Apresentação clínica e classificação dos espasmos musculares faciais

  A maioria dos pacientes com espasmo facial primário desenvolve-o após a meia-idade, mais frequentemente nas mulheres. Nas fases iniciais da doença, há uma contracção involuntária paroxística do músculo orbicularis oculi de um lado da face, que se estende gradual e lentamente até ao outro músculo facial de um lado da face, sendo a contracção dos cantos da boca a mais perceptível.

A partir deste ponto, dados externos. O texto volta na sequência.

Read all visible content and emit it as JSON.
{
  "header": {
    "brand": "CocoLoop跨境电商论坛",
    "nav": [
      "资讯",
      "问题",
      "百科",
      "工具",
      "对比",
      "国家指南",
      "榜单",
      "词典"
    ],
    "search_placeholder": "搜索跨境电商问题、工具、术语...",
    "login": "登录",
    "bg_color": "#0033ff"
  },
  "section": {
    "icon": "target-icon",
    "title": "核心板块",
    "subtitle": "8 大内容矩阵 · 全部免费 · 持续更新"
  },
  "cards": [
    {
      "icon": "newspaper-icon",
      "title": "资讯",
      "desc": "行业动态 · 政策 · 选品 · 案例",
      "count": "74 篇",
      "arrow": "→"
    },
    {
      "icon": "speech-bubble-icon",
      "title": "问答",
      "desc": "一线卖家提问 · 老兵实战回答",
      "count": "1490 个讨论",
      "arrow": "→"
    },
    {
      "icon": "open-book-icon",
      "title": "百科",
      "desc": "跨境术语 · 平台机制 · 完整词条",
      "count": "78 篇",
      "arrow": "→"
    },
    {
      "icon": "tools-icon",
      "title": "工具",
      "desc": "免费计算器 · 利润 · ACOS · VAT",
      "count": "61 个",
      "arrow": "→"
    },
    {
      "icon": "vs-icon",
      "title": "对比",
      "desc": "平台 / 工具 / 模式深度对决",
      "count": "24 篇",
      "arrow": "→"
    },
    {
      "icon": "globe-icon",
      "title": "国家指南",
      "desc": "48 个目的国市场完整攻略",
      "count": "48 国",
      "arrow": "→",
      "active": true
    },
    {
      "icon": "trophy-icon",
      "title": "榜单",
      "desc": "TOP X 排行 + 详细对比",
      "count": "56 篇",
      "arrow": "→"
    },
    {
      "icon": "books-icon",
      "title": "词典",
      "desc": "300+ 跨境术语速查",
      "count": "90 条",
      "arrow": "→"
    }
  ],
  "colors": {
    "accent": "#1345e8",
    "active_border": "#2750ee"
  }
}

Os tremores variam em gravidade e são paroxísticos, rápidos e irregulares. As convulsões iniciais são leves, duram apenas alguns segundos, e depois aumentam gradualmente durante alguns minutos ou mais, enquanto o intervalo é gradualmente encurtado e as convulsões tornam-se mais frequentes. Em casos graves, é tónico, fazendo com que o olho ipsilateral não se abra, os cantos da boca fiquem inclinados para o lado ipsilateral e a incapacidade de falar, muitas vezes agravada pela fadiga, nervosismo e movimentos voluntários, mas não pode imitar ou controlar o seu início por si só. Uma convulsão pode durar de alguns segundos a mais de dez minutos, com intervalos de duração variável. O paciente sente-se distraído e incapaz de trabalhar ou estudar, o que afecta seriamente a sua saúde física e mental. A maioria das convulsões param depois de dormir. Os espasmos musculares laterais bilaterais são raros. Se o fizerem, tendem a começar de ambos os lados sucessivamente, com as convulsões parando de um lado e depois voltando a ocorrer do outro, e as convulsões sendo leves de um lado e leves do outro. Em alguns casos, as convulsões são acompanhadas por dores faciais leves, e em alguns casos por dores de cabeça ipsilateral e tinnitus. Não há sinais positivos no exame neurológico para além de contracções paroxísmicas dos músculos faciais. Alguns pacientes podem ter uma ligeira paralisia dos músculos faciais afectados nas fases posteriores da doença.  Grau 0: sem espasticidade; Grau 1: aumento de transitórios ou tremores ligeiros dos músculos faciais devido a estímulos externos; Grau 2: tremores ligeiros espontâneos das pálpebras e músculos faciais sem deficiência funcional; Grau 3: espasticidade acentuada com deficiência funcional ligeira; Grau 4: espasticidade grave e deficiência funcional, por exemplo, o paciente é incapaz de ler porque não consegue manter os olhos abertos e tem dificuldade em andar sozinho.